Leo “El río sin orillas”, de Juan José Saer. Leo, en una de sus páginas: “Para la mayoría de los secuestrados, desde el momento en que iban a buscarlos, empezaba un largo túnel que desembocaba en la muerte. La máquina de aniquilación se obstinó, con prolijidad, en borrarlos, moralmente primero, con un itinerario orquestado de humillaciones; físicamente más tarde, con el suplicio y con la muerte, y por último materialmente, quemando y hasta triturando los cadáveres, dispersándolos en la tierra, en el agua, en el fuego, en el aire, con el fin de hacerlos desaparecer, confundidos con los elementos, entre los pliegues más secretos de lo anónimo. Durante dos o tres años, los militares se felicitaron de haber instaurado, como los romanos de Tácito, la paz, hasta que poco a poco, la inconcebible muchedumbre de sombras que ellos creían haber pulverizado y sacado para siempre del aire de este mundo, se puso, con obstinación, a volver. El río, el océano, devolvían, periódicos, los cadáveres; la tierra vomitaba los huesos, los fragmentos de huesos, calcinados pero irreductibles. La opinión pública empezó a inquietarse; aparte de las familias, de los amigos de los desaparecidos, de los exiliados, de las organizaciones humanitarias y de una minoría lúcida que desde el primer momento fue consciente de lo que ocurría, la opinión indecisa, fluctuante, siempre dispuesta a adoptar la explicación más autogratificante de las cosas, se dejó mecer por la melodía con la que más frecuentemente se la incita a bailar: el nacionalismo”.
Leo y una vez más comprendo, comprendo entonces, que nada ha sido en vano. Están, estoy, estamos. Porque siempre ha habido un lugar común: la tierra. Porque siempre hay tierra en la vida. De toda naturaleza. Tierra imposible de horadar. Tierra grumosa y bastarda. Lodo que atrapa, que chupa e inmoviliza. Cascotes de tierra seca y estéril. Quizá tierra sabia, huidiza, que se escabulle entre los dedos pese a la gana y el deseo de retenerla.
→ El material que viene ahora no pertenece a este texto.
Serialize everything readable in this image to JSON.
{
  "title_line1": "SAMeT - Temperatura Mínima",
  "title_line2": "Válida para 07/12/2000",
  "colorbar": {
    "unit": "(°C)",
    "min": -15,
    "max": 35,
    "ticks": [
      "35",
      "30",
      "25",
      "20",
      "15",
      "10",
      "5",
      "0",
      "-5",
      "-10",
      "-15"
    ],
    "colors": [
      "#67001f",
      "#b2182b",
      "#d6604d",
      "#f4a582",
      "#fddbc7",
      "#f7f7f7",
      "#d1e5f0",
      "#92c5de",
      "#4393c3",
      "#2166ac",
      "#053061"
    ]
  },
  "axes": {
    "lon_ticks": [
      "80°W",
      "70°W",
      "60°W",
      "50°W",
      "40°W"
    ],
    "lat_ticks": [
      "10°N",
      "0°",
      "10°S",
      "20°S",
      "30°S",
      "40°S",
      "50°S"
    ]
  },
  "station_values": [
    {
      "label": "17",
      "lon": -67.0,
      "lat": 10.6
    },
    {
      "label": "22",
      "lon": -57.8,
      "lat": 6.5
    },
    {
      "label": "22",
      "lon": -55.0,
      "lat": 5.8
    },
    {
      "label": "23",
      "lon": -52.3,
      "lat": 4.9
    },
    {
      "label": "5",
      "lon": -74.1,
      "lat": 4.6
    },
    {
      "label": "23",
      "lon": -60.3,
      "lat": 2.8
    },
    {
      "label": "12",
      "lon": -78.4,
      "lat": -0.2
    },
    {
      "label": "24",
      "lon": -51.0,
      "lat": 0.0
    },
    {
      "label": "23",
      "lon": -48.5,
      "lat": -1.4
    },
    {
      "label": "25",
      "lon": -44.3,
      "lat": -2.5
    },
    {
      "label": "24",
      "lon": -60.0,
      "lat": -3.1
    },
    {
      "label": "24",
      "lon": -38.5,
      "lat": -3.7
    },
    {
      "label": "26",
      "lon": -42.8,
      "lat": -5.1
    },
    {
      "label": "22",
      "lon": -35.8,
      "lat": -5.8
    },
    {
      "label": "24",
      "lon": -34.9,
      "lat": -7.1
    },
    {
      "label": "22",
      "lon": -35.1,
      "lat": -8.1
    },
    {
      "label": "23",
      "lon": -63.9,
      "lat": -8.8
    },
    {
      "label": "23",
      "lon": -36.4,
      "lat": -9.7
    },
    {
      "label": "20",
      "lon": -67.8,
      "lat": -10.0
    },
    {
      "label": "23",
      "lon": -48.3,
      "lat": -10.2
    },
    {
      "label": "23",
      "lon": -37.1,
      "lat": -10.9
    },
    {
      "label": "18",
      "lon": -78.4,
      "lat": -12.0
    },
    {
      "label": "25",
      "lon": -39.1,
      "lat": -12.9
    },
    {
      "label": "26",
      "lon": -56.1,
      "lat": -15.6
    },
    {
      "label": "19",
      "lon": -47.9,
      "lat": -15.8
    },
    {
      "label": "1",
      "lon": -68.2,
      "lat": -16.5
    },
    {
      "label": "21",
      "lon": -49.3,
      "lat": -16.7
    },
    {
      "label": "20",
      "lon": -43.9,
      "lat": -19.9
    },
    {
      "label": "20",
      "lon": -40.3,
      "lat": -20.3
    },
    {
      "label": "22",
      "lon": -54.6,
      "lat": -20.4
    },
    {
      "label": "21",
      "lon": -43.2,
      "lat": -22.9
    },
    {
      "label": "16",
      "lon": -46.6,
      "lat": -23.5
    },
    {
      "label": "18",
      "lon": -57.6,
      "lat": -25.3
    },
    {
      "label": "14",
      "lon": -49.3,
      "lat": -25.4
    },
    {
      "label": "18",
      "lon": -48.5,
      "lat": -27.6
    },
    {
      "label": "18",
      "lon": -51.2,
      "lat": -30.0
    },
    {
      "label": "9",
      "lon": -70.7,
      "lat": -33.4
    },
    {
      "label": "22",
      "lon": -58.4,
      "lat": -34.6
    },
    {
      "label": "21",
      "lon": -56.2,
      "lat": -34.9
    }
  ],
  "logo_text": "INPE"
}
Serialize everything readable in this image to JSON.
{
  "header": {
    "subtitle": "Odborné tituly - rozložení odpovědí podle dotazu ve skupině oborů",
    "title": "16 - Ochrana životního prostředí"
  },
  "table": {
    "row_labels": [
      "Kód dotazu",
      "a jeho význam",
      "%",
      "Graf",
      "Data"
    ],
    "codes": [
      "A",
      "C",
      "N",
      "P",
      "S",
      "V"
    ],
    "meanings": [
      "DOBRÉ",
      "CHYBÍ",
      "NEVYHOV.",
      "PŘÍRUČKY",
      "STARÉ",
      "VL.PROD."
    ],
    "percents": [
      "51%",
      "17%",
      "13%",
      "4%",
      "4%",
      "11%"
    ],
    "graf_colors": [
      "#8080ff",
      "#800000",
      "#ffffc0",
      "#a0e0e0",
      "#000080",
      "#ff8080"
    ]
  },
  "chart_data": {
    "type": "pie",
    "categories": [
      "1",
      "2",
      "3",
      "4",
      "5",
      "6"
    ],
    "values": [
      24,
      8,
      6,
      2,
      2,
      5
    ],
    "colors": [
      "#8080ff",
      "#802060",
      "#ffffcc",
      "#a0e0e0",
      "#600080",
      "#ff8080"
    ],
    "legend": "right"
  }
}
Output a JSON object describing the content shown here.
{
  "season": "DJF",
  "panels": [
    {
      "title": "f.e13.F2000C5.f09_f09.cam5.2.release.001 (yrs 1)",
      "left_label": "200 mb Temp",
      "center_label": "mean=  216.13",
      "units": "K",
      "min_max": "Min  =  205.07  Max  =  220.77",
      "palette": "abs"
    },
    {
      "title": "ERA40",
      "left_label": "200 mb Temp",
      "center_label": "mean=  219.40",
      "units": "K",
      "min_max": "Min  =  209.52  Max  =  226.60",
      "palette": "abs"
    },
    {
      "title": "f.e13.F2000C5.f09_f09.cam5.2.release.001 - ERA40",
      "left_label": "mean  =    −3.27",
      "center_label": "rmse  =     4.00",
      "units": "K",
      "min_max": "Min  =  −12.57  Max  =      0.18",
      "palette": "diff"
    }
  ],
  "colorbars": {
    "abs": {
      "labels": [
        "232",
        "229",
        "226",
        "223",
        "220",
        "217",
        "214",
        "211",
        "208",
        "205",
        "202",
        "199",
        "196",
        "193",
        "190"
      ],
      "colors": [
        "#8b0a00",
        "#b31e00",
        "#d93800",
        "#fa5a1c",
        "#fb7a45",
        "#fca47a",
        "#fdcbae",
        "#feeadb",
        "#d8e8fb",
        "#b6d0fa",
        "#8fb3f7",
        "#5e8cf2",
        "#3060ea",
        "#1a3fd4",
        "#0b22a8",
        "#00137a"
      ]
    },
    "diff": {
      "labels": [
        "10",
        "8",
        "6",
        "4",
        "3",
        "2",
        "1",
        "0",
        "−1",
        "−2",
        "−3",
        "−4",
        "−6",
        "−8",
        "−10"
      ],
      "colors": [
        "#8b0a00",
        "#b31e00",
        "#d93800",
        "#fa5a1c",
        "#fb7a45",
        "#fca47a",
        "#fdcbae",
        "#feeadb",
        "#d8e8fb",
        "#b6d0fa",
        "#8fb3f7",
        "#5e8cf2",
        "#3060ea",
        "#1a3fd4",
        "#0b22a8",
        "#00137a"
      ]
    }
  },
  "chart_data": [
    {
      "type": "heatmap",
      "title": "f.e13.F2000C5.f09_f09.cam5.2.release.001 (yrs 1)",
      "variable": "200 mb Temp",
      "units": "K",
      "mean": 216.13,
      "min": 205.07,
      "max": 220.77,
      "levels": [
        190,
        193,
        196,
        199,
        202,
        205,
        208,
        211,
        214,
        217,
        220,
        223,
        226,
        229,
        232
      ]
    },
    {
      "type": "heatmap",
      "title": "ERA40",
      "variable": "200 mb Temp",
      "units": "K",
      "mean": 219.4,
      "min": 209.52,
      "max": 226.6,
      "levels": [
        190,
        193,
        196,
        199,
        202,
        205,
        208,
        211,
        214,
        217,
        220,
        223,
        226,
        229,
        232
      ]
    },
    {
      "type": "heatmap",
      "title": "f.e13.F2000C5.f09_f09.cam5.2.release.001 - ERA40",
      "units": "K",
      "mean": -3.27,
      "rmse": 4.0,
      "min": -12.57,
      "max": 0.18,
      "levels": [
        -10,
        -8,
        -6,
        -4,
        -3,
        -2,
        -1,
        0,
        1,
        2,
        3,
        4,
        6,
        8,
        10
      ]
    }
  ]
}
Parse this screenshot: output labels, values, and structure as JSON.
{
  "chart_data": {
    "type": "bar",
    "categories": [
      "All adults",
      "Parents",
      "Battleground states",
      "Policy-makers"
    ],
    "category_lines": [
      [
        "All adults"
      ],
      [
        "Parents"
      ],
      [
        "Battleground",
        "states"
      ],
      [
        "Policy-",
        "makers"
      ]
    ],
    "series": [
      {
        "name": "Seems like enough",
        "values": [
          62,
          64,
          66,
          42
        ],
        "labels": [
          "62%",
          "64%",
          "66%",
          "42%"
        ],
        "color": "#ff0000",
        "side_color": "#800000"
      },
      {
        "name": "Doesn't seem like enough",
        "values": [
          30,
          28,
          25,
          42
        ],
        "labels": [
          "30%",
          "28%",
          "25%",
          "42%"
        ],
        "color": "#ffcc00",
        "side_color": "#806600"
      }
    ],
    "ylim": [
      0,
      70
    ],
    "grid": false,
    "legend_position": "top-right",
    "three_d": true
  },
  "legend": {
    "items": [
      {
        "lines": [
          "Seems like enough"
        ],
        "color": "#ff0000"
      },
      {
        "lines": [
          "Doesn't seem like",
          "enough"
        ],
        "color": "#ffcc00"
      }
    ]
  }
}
En el más pertinaz de mis recuerdos del paso de la infancia a la adolescencia, hay tierra húmeda. Lombrices que buscábamos entre los escombros de la vieja penintenciaría de Las Heras y Coronel Díaz para pescar mojarras en la Costanera. También tierra estercoliza que mi tío abuelo removía en su huerta de Castelar con el propósito de sembrar alcauciles que nunca jamás pudo cosechar. Tierra sucia y divertida en los túneles que la Italo había abierto en la calle Peña, y los Pomeranz y los Guevara Lynch y el pusilánime de Parodi y yo jugábamos a la guerra, arrastrándonos como topos por esas catacumbas frescas y blandas. Tierra en los experimentos de botánica en el Castelli. Tierra en las canchas de fútbol de los torneos de la escuela Juan Larrea, y en las orejas tierra pastosa al cabo de cada partido. Y un día, temprano en la mañana, años setenta, ya estudiante secundario, en un cementerio acosado por tierra cenicienta, la tierra del demonio que cubrió el féretro donde yacía, repleto de buracos, el cuerpo del Roña Beckerman. En todas esas tierras solía sumergirme, de a ratos, mientras viví exiliado en el Brasil. En el otoño de 1977 un amigo me hizo llegar a Sao Paulo un sobre con un raro cargamento: un cigarrillo Parissiennes, rancio y aplastado tras el largo viaje, y una pizca de tierra de los jardines de Palermo, tierra cercana al monumento a Rómulo y Remo, donde, en tiempos mejores, cada sábado, jugábamos fútbol. Fumé el cigarrillo y luego llevé la tierra a la boca y la mastiqué como un demente. Y tenía el sabor de historia ramplona, a tierra por completo impenetrable, tierra ignorada y pestífera, donde, me decían las cartas, me decían los llamados telefónicos, estaban apelotonando, a hurtadillas, los cuerpos de todos mis amigos.
Creo que todos hemos padecido la tierra en algún momento de nuestra vida. Ausencia, inefable compromiso, atávica necesidad de escarbar para hallar respuestas. Mis mejores y más colosales amigos están bajo tierra, o sumergidos, presumo, las patas apresadas en cemento, en el acaramelado Río de la Plata. En el lodo. Chiche, Lennon, el Oveja, el Negro, Angelito, Jon, Adriana, Rulos, el Turco, el Negro, Penny… Cuerpos, tantos, pero tantos, que han hecho de la vida una continua sucesión de muertes y renacimientos. Personas que, como la tierra, exhalan el perfume y el vigor de lo irreductible, de lo permanente.
Imagen: de la obra Ausencias – Argentina (2006), de Gustavo Germano.